After learning of and reading about the gay valedictorian whose graduation speech was silenced by school administrators, I felt compelled to reach out to Mr. BJ Buchmann with my own story – not only to tell him of the struggles I experienced throughout high school, but to also remind him that stripping someone of their narrative and ability to come out is damaging beyond compare. You can read the letter I sent to the school (and the principal) below:
It is no surprise that your name – along with your actions against Twin Peaks Charter Academy high school student Evan Young – has been greatly publicized over the past few days. While I could easily join the flock of those internet commentators who have condemned your actions as outrageous and, some may say, homophobic, I wanted to reach out to you and tell you a story instead.
Growing up in Southeastern Idaho in the early 2000s, I was subjected to near-constant discrimination due to my sexual orientation through the media, by society, and by my peers and those adults around me. Though it would take me years to become fully comfortable with myself as a person, I suffered constant harassment and bullying through my one and only year of high school – a time which should have allowed me to comfortably transition into young adulthood without fear of violence. None of my family knew I was gay, nor did any of my friends. The idea of anyone finding out was, at the time, the most horrifying thing I could possibly imagine (and it was not unwarranted.) Stories such as Matthew Shepard’s – the young man who, in October 1998, was bound and left for dead in a Wyoming snowstorm – were haunting artifacts of a past that could easily become my future.

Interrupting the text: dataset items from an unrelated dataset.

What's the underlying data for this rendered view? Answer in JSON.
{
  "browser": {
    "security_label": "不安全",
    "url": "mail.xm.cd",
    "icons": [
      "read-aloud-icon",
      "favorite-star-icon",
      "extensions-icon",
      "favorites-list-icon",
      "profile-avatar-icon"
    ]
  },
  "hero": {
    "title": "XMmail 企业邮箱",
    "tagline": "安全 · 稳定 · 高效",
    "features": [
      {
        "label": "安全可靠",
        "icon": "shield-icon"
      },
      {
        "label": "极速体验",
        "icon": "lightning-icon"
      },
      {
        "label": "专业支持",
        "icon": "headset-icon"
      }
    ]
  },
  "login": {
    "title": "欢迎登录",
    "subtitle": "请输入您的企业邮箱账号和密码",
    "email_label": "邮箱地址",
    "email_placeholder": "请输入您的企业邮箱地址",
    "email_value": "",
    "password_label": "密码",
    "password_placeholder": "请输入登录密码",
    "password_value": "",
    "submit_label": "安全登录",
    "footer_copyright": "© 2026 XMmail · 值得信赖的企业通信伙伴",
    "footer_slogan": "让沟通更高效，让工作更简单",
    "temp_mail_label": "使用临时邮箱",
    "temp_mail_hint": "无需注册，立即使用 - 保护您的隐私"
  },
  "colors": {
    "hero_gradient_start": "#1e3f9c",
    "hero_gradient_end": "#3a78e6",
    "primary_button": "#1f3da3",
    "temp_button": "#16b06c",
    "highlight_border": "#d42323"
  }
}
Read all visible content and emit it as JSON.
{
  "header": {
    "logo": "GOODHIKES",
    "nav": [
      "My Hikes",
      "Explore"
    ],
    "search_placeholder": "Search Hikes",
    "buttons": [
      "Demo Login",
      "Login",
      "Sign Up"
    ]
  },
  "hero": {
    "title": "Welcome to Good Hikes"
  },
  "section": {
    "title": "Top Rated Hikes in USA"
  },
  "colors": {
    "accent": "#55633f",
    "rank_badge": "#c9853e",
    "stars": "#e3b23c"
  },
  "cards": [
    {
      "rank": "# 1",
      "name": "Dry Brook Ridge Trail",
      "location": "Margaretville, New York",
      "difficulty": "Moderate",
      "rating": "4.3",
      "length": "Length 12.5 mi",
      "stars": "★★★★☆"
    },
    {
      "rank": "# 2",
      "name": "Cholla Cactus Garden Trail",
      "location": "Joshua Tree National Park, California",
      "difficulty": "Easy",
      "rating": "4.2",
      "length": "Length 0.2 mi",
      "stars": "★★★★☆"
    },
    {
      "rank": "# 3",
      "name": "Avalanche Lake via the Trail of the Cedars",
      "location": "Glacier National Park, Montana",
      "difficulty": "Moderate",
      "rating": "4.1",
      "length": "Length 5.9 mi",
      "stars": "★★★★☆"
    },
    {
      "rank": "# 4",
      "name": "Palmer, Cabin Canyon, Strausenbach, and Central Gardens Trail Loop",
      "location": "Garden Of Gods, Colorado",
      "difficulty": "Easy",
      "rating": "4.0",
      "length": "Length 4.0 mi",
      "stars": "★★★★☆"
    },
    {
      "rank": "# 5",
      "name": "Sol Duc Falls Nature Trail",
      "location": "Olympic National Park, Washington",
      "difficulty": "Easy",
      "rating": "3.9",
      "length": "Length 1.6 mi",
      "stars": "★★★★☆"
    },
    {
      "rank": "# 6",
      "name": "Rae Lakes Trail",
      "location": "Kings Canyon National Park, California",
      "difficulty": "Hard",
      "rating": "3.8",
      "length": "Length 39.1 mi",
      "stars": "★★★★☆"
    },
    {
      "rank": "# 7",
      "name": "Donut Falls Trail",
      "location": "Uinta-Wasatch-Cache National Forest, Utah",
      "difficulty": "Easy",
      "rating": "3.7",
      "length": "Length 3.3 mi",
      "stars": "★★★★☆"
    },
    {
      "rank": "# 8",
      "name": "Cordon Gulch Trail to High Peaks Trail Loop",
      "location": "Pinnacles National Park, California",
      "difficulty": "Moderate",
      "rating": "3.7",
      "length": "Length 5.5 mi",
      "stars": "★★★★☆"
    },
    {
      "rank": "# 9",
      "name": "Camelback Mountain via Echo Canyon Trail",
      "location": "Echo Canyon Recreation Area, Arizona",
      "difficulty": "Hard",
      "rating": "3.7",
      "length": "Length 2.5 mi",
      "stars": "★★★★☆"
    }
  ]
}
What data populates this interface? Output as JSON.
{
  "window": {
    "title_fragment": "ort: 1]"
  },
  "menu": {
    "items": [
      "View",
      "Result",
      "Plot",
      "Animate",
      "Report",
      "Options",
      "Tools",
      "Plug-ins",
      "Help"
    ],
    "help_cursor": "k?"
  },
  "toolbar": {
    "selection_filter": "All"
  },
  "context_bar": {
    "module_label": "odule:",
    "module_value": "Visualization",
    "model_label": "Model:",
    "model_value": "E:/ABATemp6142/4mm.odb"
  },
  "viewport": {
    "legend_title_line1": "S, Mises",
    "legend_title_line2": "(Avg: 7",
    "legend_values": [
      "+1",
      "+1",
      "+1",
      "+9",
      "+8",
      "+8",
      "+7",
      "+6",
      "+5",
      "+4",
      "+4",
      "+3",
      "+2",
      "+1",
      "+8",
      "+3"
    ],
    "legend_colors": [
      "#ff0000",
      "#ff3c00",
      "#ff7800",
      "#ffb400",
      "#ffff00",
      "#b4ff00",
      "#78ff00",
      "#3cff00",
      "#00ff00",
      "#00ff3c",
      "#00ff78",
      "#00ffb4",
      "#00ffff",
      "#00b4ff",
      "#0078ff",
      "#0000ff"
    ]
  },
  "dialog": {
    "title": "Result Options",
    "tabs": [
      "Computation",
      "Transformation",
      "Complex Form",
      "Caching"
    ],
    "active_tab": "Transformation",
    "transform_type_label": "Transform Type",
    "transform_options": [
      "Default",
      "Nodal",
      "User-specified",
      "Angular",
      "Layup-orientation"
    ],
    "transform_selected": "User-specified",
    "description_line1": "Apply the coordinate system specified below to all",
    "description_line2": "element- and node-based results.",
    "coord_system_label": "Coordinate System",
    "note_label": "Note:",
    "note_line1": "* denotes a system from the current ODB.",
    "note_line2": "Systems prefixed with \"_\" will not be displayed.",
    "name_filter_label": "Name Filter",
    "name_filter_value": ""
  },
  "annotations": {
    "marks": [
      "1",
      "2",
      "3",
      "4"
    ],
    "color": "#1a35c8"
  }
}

I don’t need to mention the countless individuals who have died for their sexual orientation or gender identity in the past year, or even in the past few months. Childhood (especially young adulthood) is a time when we should nurture our children and encourage positive reinforcement in their development. For you to have declared Evan Young’s experience as an ‘agenda’ that he was attempting to ‘push upon others’ speaks of an inherent ignorance that you as an educator should not have. Your actions not only dissembled a young man’s confidence at a time in which he could close one chapter of his life, but also stripped him of his God-given right of choice (and, in an alternate circumstance with a potentially less-fortunate outcome, could very well have endangered his life.)
As a young gay man who suffered through the education system believing that I had few, if any allies, I would encourage you to reach out to Mr. Young and attempt to make right the wrongs you have committed against him. Not only would this serve to reinforce your character, but would also reflect highly on the values of your school – which, I am sure, you do not wish to endanger in any sense.